Probablity

Introduction

Sample Space:

The set of all possible outcomes of an experiment is called the sample space of the experiment and is denoted by S.

Event:

Any subset of a sample space is called an event and denoted by E.

Naive Definition of Probability:

The probability of an event E is the ratio of the number of outcomes favorable to E to the total number of outcomes in the sample space S.

Assumptions of Naive Definition of Probability:

  1. The sample space S is finite.(Very strong assumption)
  2. All the outcomes in S are equally likely.

Probability of life on nepturne: 1/2 (Either it is there or it is not there)

Counting

Selection: This is denoted by $ C_{k}^{n} = \binom{n}{k}$

  orderd not orderd
Replacment $n^k$ ?
No Replacment $n(n-1)…(n-k+1)$ $\binom{n}{k}$

what the upper write corner cell mean is that lets say we are given a string of unique elements of length n how many unique can a sting of length k from it and we are allowed to use the same element again and again.
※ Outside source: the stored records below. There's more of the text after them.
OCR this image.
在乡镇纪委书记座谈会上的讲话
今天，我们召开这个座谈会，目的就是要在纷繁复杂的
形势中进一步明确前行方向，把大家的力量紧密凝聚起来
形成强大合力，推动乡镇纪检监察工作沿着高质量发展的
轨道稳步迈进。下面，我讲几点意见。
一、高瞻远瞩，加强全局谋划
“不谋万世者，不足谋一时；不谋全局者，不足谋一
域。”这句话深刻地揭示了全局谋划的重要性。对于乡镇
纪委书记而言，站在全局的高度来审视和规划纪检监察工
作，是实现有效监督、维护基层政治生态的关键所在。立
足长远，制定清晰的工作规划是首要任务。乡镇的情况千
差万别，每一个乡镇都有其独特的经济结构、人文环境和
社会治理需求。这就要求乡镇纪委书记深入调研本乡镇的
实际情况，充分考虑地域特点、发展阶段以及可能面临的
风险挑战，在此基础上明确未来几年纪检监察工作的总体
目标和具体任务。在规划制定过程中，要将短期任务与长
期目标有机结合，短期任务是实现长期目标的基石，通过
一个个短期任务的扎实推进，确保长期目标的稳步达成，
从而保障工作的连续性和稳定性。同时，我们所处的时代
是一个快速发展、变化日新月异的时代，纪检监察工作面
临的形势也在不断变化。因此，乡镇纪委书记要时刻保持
A very nice and important way to transform the problem is to think that we have n classes and each obj but belong to only one class. Now we have to select k objects such that the set of classes and counts of the k object belong to is unique. 2221 and 1222 are the same but 2212 and 2211 are different.

Solution: Let us imagine we have k objects and n-1 walls. These n-1 walls makes n boxes/classes that the objects may belong to before the assignment to a box the objects do no have any class. We have to place the k objects in the n-1 walls. This can be done in $\binom{n+k-1}{k}$ ways.

Extenstion of the above problem: How many ways can we place k objects in n boxes such that each box has atleast one object.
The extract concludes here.